Entah apa yang membuat diriku gusar, kenyataan kalau aku dikurung di ruangan antah berantah atau reaksi diriku sendiri yang tenang seakan kejadian ini tidaklah aneh ataupun ganjil.

Karena kelelahan dan tidak tahu harus melakukan apa akhirnya aku tertidur.

2

Aku bangun untuk yang kedua kalinya. Namun kali ini berbeda, sebab di hadapanku kini ada sebuah roti isi dan segelas susu cokelat. Tanpa berpikir dua kali, aku langsung menyambarnya. Bisa dibilang itu adalah roti isi terenak yang pernah aku makan. Dalam hitungan menit makanan itu lenyap masuk ke dalam perutku.

Setelah aku selesai menghabiskan makananku, aku mendengar suara seperti gas yang keluar dari ban yang bocor. Aku menoleh pada arah bunyi tersebut, pada dinding yang awalnya tidak terdapat apa-apa muncul semacam garis berbentuk segiempat seukuran lemari pakaian. Lalu dinding di dalam garis itu secara perlahan mulai condong ke dalam hingga menciptakan sebuah rongga. Dan dinding yang ke dalam tersebut naik ke atas lalu menghilang layaknya elevator.

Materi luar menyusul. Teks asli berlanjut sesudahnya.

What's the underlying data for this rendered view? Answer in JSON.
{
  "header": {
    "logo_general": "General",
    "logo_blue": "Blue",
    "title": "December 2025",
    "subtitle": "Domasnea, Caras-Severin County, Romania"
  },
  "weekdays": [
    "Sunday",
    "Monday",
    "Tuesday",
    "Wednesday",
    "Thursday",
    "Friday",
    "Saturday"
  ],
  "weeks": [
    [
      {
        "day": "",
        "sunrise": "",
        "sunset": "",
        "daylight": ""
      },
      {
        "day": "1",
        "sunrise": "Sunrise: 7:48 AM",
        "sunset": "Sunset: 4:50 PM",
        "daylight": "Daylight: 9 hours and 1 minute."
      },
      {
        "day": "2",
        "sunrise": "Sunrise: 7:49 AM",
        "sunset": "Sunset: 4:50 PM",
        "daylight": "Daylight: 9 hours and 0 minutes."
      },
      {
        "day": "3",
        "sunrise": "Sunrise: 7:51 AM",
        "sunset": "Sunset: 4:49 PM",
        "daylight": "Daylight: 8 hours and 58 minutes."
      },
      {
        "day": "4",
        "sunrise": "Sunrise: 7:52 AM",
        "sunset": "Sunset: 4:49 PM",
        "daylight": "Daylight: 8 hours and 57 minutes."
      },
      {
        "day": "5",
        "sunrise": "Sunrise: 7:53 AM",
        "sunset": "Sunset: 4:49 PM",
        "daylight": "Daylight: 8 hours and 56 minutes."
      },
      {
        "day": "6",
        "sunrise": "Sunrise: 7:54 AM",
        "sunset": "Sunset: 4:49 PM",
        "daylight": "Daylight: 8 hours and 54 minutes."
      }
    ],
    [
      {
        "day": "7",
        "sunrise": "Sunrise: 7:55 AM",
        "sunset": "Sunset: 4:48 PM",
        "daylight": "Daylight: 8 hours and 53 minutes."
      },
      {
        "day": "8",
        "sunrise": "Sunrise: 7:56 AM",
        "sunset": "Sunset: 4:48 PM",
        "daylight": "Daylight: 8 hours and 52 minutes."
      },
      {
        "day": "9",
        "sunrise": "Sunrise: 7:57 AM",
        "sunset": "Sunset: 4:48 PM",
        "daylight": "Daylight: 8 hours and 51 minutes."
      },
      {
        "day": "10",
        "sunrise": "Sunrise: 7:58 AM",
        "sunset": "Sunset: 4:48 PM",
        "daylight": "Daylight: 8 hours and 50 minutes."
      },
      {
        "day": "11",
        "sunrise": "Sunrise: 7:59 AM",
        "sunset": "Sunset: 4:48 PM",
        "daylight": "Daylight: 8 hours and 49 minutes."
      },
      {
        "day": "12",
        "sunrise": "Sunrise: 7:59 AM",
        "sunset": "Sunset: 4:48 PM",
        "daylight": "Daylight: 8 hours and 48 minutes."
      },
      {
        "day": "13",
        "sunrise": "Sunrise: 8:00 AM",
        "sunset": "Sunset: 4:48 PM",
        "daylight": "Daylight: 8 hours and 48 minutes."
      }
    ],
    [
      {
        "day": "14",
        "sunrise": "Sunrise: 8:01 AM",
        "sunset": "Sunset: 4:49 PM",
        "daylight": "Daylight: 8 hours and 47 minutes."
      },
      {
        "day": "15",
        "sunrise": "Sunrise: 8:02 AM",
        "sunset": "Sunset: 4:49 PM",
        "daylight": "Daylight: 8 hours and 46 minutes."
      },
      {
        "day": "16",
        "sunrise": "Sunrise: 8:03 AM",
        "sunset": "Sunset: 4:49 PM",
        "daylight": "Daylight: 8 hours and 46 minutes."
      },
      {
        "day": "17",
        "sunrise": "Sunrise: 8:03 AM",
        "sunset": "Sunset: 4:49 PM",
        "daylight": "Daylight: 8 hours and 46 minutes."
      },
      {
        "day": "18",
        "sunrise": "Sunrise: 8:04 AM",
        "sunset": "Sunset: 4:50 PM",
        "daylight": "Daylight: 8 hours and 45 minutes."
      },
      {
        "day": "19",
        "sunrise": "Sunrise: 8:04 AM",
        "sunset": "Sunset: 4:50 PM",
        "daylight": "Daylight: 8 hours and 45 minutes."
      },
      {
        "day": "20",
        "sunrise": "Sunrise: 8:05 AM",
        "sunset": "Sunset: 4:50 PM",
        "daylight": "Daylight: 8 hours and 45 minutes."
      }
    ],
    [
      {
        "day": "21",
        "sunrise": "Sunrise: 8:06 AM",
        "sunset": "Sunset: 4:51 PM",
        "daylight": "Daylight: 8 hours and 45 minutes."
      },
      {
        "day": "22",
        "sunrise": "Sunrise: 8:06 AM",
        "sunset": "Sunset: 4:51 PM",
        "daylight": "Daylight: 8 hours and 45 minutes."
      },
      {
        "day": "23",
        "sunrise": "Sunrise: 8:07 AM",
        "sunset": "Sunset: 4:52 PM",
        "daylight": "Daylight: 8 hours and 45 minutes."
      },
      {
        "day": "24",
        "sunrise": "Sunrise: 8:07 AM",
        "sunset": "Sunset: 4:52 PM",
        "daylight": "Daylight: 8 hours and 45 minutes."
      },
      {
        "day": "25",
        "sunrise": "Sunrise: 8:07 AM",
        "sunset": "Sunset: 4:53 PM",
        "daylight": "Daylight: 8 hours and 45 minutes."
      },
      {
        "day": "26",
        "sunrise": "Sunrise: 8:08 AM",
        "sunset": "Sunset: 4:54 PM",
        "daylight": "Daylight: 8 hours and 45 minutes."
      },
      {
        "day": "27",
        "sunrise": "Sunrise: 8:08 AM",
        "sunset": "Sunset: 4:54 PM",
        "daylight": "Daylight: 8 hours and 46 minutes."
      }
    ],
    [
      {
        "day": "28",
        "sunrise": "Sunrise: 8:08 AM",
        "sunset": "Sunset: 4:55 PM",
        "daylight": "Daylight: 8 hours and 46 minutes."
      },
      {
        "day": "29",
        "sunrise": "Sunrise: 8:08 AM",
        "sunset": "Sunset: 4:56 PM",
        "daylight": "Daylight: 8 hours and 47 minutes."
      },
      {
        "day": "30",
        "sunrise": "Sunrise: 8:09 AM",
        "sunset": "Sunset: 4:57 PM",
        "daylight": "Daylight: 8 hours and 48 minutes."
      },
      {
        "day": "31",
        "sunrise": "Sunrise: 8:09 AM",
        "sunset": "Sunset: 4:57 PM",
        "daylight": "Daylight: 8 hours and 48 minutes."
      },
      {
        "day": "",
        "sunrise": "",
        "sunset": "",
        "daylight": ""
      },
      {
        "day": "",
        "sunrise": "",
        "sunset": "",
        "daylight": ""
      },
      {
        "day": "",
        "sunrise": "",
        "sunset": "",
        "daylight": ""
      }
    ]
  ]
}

Sekarang, pada dinding yang hilang terdapat sebuah lorong gelap yang entah menuju ke mana. Apa aku berani untuk masuk ke dalam sana? Mungkin saja. Bila seandainya setelah berjam-jam tidak terjadi apapun mungkin aku akan masuk ke lorong gelap tersebut. Karena siapapun yang melakukan ini seakan berkata. "Hei, aku sudah membukakan pintu untukmu. Mengapa kau masih diam saja?"

Namun pada akhirnya aku tidak masuk ke dalam lorong tersebut, atau belum lebih tepatnya. Karena ada dua sosok yang muncul dari lorong. Memiliki postur tubuh yang besar dan tinggi, ketika aku bilang tinggi. Percayalah padaku, kalau mereka tinggi sekali. Mungkin lebih tinggi daripada sebuah rumah. Kepala mereka botak dan memiliki kulit seputih kapur, rahang mereka juga sangat tegas. Kemunculan mereka membuat lututku menjadi lemas, untuk pertama kalinnya semenjak aku berada di sini. Aku merasakan takut.